Deepfake technology uses Artificial Neural Networks (ANNs) that learn from data and carry out tasks requiring human intelligence. ANNs analyze audio, images, and videos to develop new data similar to the original yet altered. Developers use two ANNs to create deepfakes: one generates fake data, and the other discerns how convincing the data looks. The generator applies this judgment to improve its output until it deceives the discriminator, thus creating a Generative Adversarial Network (GAN).
Real-World Examples of Deepfake Technology:
- A deepfake video of former US president Barack Obama giving a speech that he never gave, created by comedian Jordan Peele.
- A deepfake video of Facebook CEO Mark Zuckerberg boasting about having billions of people’s data was created by artists Bill Posters and Daniel Howe.
- Cruise doing various stunts and jokes created by TikTok user @deeptomcruise.
- A deepfake app called Reface allows users to swap their faces with celebrities in videos and gifs.
- A deepfake app called Wombo allows users to make themselves or others sing and dance in videos.
Conclusion
AI technologies and machine learning systems are developing rapidly, and their applications in cybersecurity are continually evolving. Security operations center teams must actively prepare for the growing security threats AI poses. SOC teams must start building threat models, skill up and procure the right tools for the fight and build resilience to meet emerging challenges. In this rapidly changing technological landscape, SOC teams that are proactive in building their resilience to AI-based threats will be better positioned to protect their organizations.
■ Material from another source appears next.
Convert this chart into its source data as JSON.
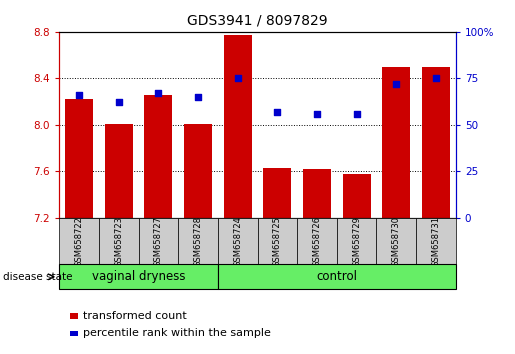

The emergence of AI in security operations has added a new layer of complexity to cybersecurity. As we discussed, there are several AI-driven threats that SOC teams should be preparing for, both in terms of creating threat models and budgeting for the appropriate tools. Security layers must evolve to quarantine malicious activity and enforce preventive practices, such as least privilege access or conditional access to local resources (like cookie stores) and network resources (like web applications). Ignoring these threats could prove to be a costly mistake, potentially leading to reputational damage, data breaches, and other types of security violations. It’s time for SOC teams to get ahead of the game and proactively address these threats. The sooner you start preparing, the better positioned you will be to protect your organization from emerging AI-related risks.